Именно потому, что «конструкторам» чуждо ощущение принадлежности к социальной общности, они не испытывают того груза социального давления, которое свойственно, например, «центристам».

Там, где «центрист» испытывает тревогу, сталкиваясь с авторитетной фигурой или авторитетным мнением, «конструктор» всё подвергает сомнению и способен мыслить нестандартно, нетривиально, подчас революционно.

• Во-вторых, необходимо принять во внимание, что на мельницу оригинальности «конструктора» льёт воду, так сказать, определённая семантическая свобода (или лабильность, подвижность).

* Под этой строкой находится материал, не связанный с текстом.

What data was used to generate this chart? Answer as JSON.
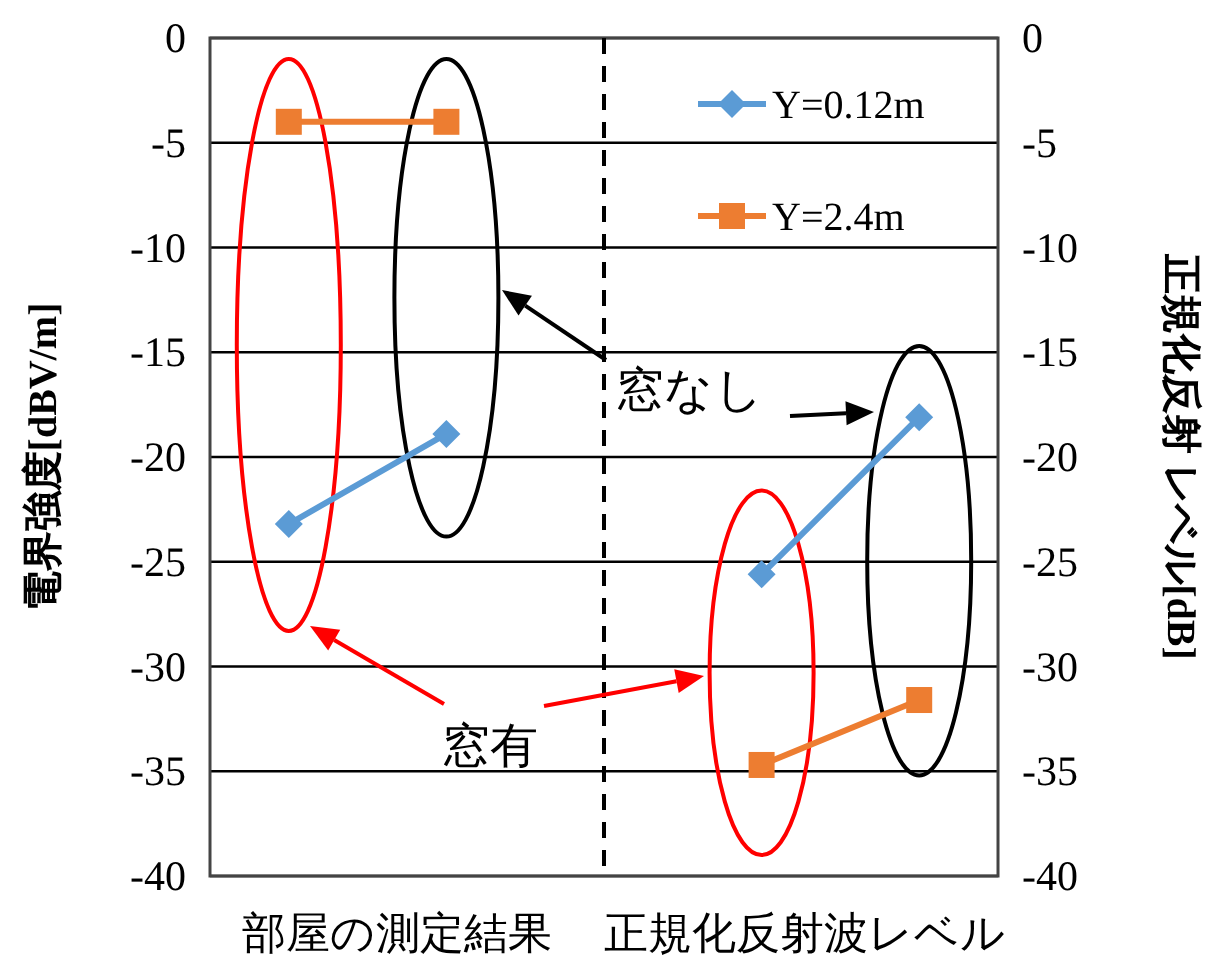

Как я уже говорил, особенностью этого типа мышления является способность создавать причудливые ассоциативные ряды при сохранении общей формально-логической структуры.

Слова (понятия) не имеют для «конструкторов» столь жёсткой связи с реальностью, как, например, у тех же «центристов», поэтому «конструкторы» могут легко увидеть сходство там, где другому и в голову не придет.

«Конструктор» способен объединять, соотносить и совместно продумывать совершенно, казалось бы, отдельно стоящие друг от друга идеи и структуры.

Таким образом, они способны создавать неожиданные точки входа при анализе различных ситуаций. Груз реальности словно бы не давит на них, когда они пускаются в свои размышления.

Задумайтесь над этой шутливой фразой Людвига Витгенштейна: «Сейчас на Солнце полдень». В ней и совершенно неожиданная игра со словом, и абсолютно оригинальный вход в представления о Солнечной системе – мы обычно смотрим на неё с Земли, на которой и находимся, а он думает о ней с позиции Солнца.

• Наконец, в-третьих, строгость, в которой «конструкторы» (все как один!) видят невероятную «Красоту».

Блистательный математик Анри Пуанкаре пишет в статье о математическом творчестве, что мы способны подсознательно усматривать в своём мышлении «красивые решения».

Бертран Рассел, автор выдающейся работы «Основания математики», писал: «Математика, если правильно на неё посмотреть, несёт не только правду, но и высшую красоту».

И таких примеров бесконечное множество.

Если же отбросить всякую лирику и думать об этом нейрофизиологически, то ощущение красоты связано для нас с чувством безопасности. Грубо говоря, нам кажется красивым то, что вызывает у нас чувство безопасности, защищённости, чего-то знакомого и понятного.

«Конструкторы» исходят в своих умозаключениях не из эссенциальной сущности, а из логической строгости собственных интеллектуальных конструкций.

Строгость, чёткость, взаимосвязанность, структурность, контролируемость, взаимооднозначность и т. д., и т. п. создают у «конструкторов» ощущение, что их хрупкий, на самом-то деле, мир абсолютно фундаментален, что он имеет безусловное основание.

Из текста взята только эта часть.